Alstom SA, the world’s third-largest power-equipment maker, is working on the second phase of a hydropower technology center in Tianjin to boost business, Alstom Hydro China general manager Yves Rannou said.
“We see huge potential to be exploited” in China’s hydropower market, particularly in the south, Jerome Pecresse, renewable power president for Alstom, said in an interview. He expects the market to continue to grow.
Construction is expected to be completed by mid-2013, Rannou said today at a Tianjin briefing. Alstom’s Tianjin plant is being relocated and expanded in the city. Once completed, it’ll be the company’s biggest hydro equipment factory.
The new center, in the northern city of Tianjin, is Alstom’s sixth after France, Switzerland, Brazil, India and Canada.

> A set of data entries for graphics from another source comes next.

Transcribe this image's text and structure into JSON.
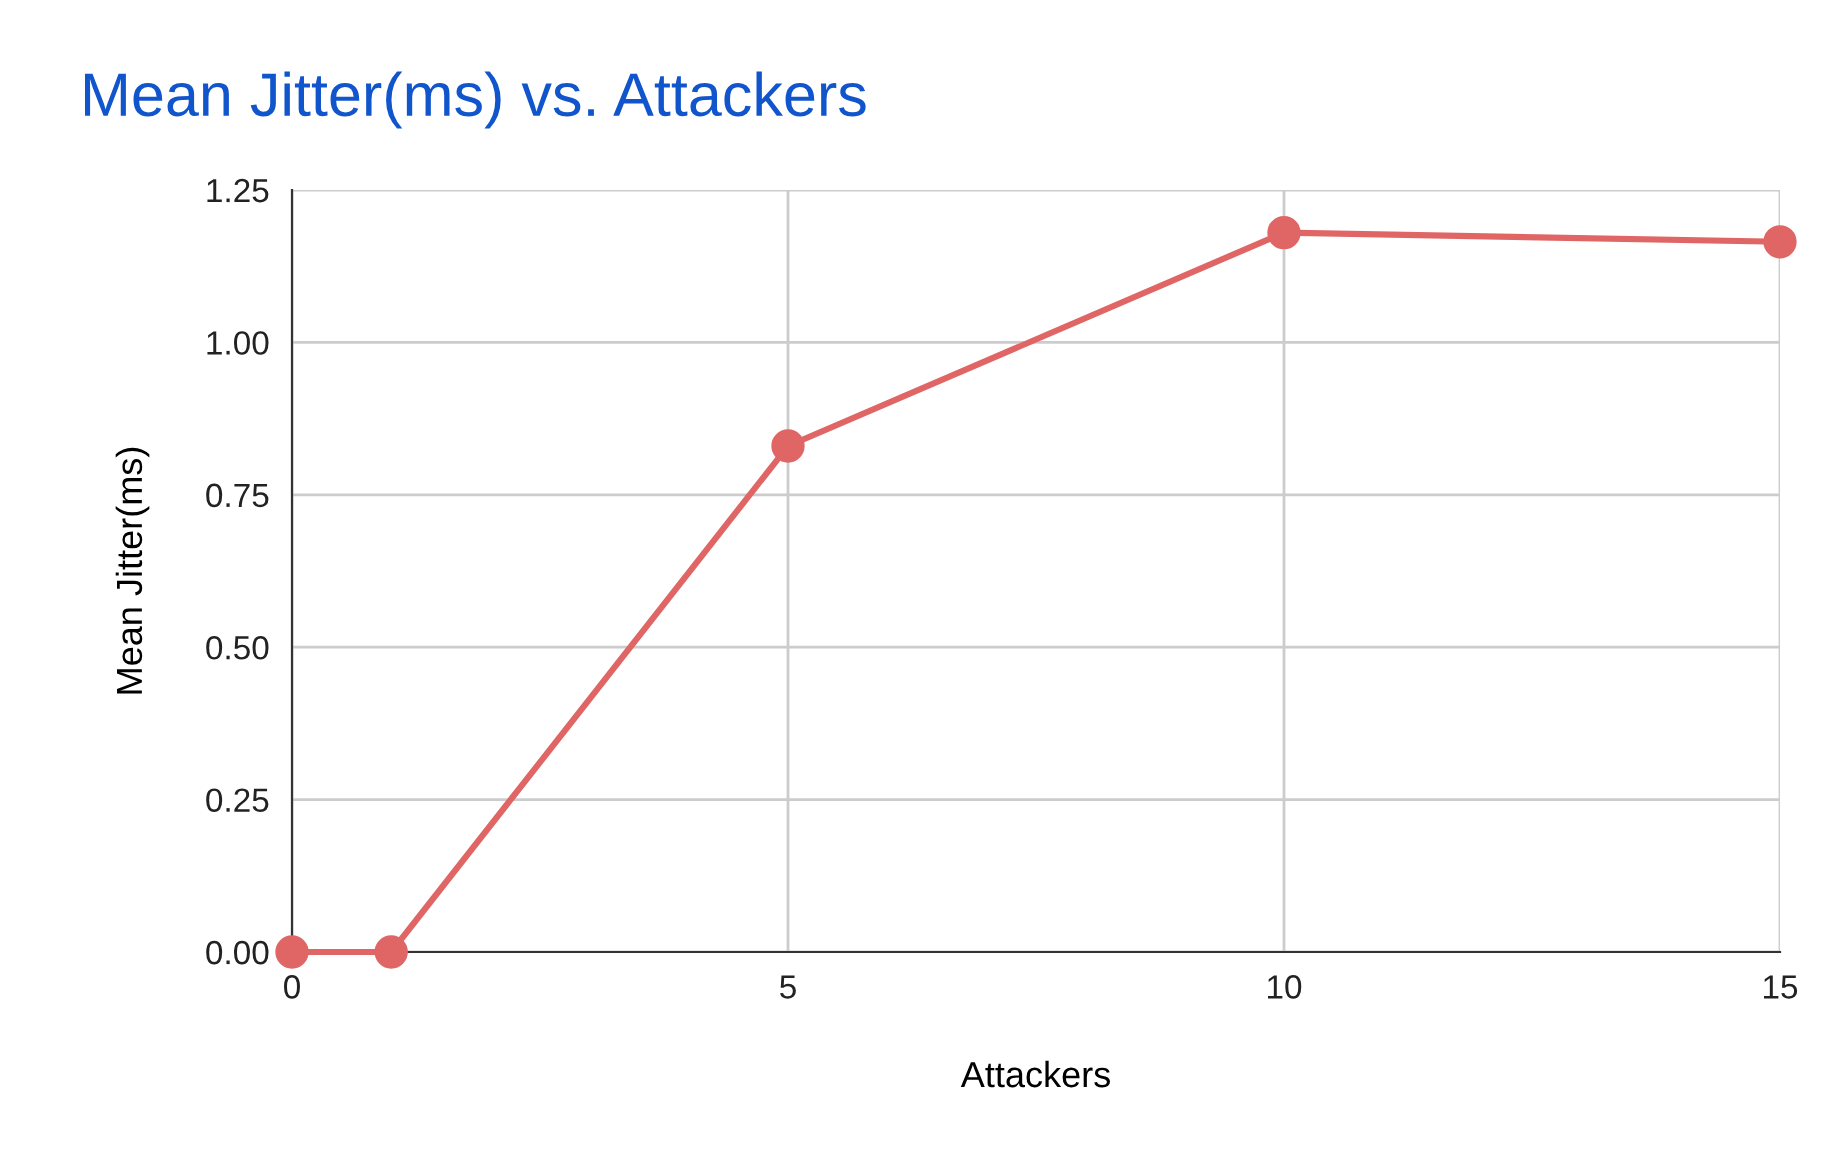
{
  "chart_data": {
    "type": "line",
    "title": "Mean Jitter(ms) vs. Attackers",
    "xlabel": "Attackers",
    "ylabel": "Mean Jitter(ms)",
    "x": [
      0,
      1,
      5,
      10,
      15
    ],
    "series": [
      {
        "color": "#e06666",
        "values": [
          0,
          0,
          0.83,
          1.18,
          1.165
        ]
      }
    ],
    "xlim": [
      0,
      15
    ],
    "xticks": [
      0,
      5,
      10,
      15
    ],
    "ylim": [
      0,
      1.25
    ],
    "yticks": [
      {
        "value": 0,
        "label": "0.00"
      },
      {
        "value": 0.25,
        "label": "0.25"
      },
      {
        "value": 0.5,
        "label": "0.50"
      },
      {
        "value": 0.75,
        "label": "0.75"
      },
      {
        "value": 1,
        "label": "1.00"
      },
      {
        "value": 1.25,
        "label": "1.25"
      }
    ],
    "grid": true,
    "marker": "circle",
    "line_style": "solid",
    "legend": false
  }
}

China’s goal of deriving 11.4 percent of its energy from non-fossil fuels by 2015 has spurred companies to increase investment. The company is developing 1-gigawatt hydro turbines, larger than its current biggest unit capacity of 800 megawatts, Rannou also told reporters.
Alstom is seeking more components locally to cut assembly time, Pecresse said. Alstom aims to boost its market share in Chinese hydropower from the current 20 percent market share, he said, competing with local companies such as Harbin Electric and Dongfang Electric.
The company, based in the Paris suburb of Levallois-Perret, has supplied turbines to Chinese hydroelectric projects such as the Three Gorges dam, the largest in the world. Alstom is also working with Sinohydro Group on the Bui site in Ghana and on the Rudbar development in Iran with China Gezhouba Group.